NOAA making progress with national policy on recreational saltwater fishing

Parimal M. Rohit

SILVER SPRING, Maryland — Regulating and monitoring saltwater fishing could become more streamlined as the National Oceanic and Atmospheric Administration (NOAA) announced in February it would develop a national policy guiding how fisheries are managed and incorporate recreational anglers who frequent ocean and bay waters into the process.

A national recreational fishing policy is currently being developed by NOAA Fisheries to implement broad procedures to guide how saltwater venues are consistently regulated. The West Coast is home to the biggest saltwater destination in the world: the Pacific Ocean.

According to NOAA, an implementation plan will be announced in mid-April.

“The policy sets the stage for improvements in recreational fisheries at all level throughout the agency and management process. It influences how we do business at NOAA Fisheries,” said Connie Barclay, director of public affairs for NOAA Fisheries. “This policy is a national framework developed to help serve as a guide. Recreational fishers in California can expect to see a regional implementation plan tailored to address region-specific issues in 2016.”

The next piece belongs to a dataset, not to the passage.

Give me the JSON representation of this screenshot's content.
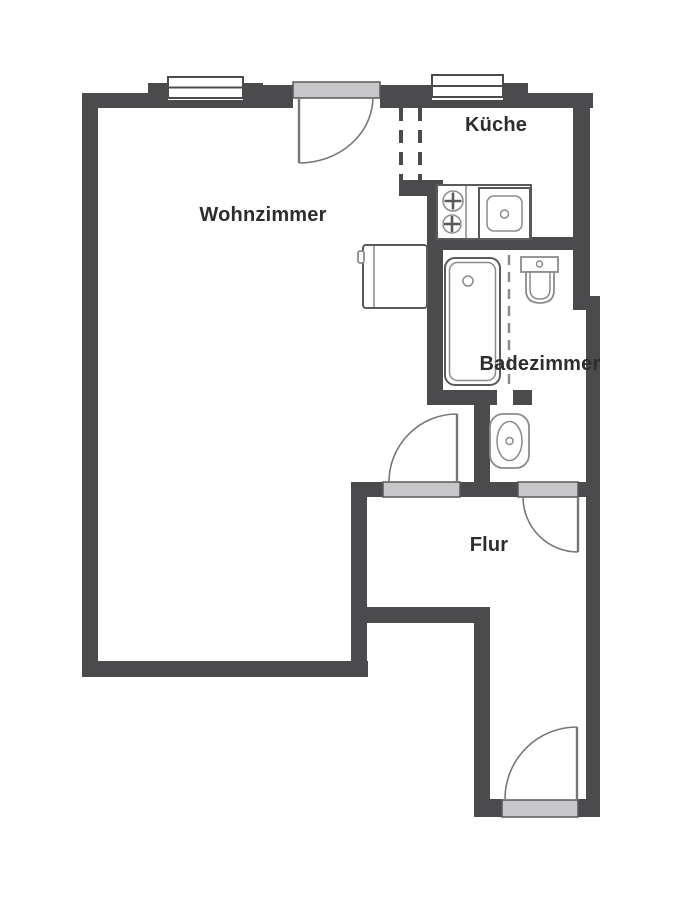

NOAA announced plans for a national saltwater fishing policy after a summit. At the Saltwater Recreational Fishing Summit held last year in Alexandria, Virginia, industry leaders revealed intentions to integrate non-commercial angling with NOAA’s mission and establish how future actions are developed.

The policy could provide anglers, legislators, policymakers and others with guidance on the quality of data used to monitor catch limits and how to provide more on-the-water fishing opportunities. Also, the policy would give local and state agencies an opportunity to share management priorities with NOAA and deliberate healthy habitats.

“Anglers should expect to see improvements in each of the policy’s six core areas as we begin to implement the policy, but may be most quickly visible in our communications efforts,” Barclay said.“For example, our National Policy Advisor and West Coast Regional Recreational Coordinator have already joined Pete Gray on ‘Let’s Talk Hookup’ to talk about everything from the policy to bluefin tuna.”

More than 11 million saltwater anglers take to coastal waters in the United States, according to NOAA, making them one of the largest organized groups within the national organization.

“The fishing experience may not improve for everyone right away,” Barclay said. “Improved fishing experience is the result of an improved process which ensures anglers have a voice in decisions that affect them, a process that ensures we’re generating information that promotes informed decision-making, a process that understands and responds to the needs of our stakeholders.”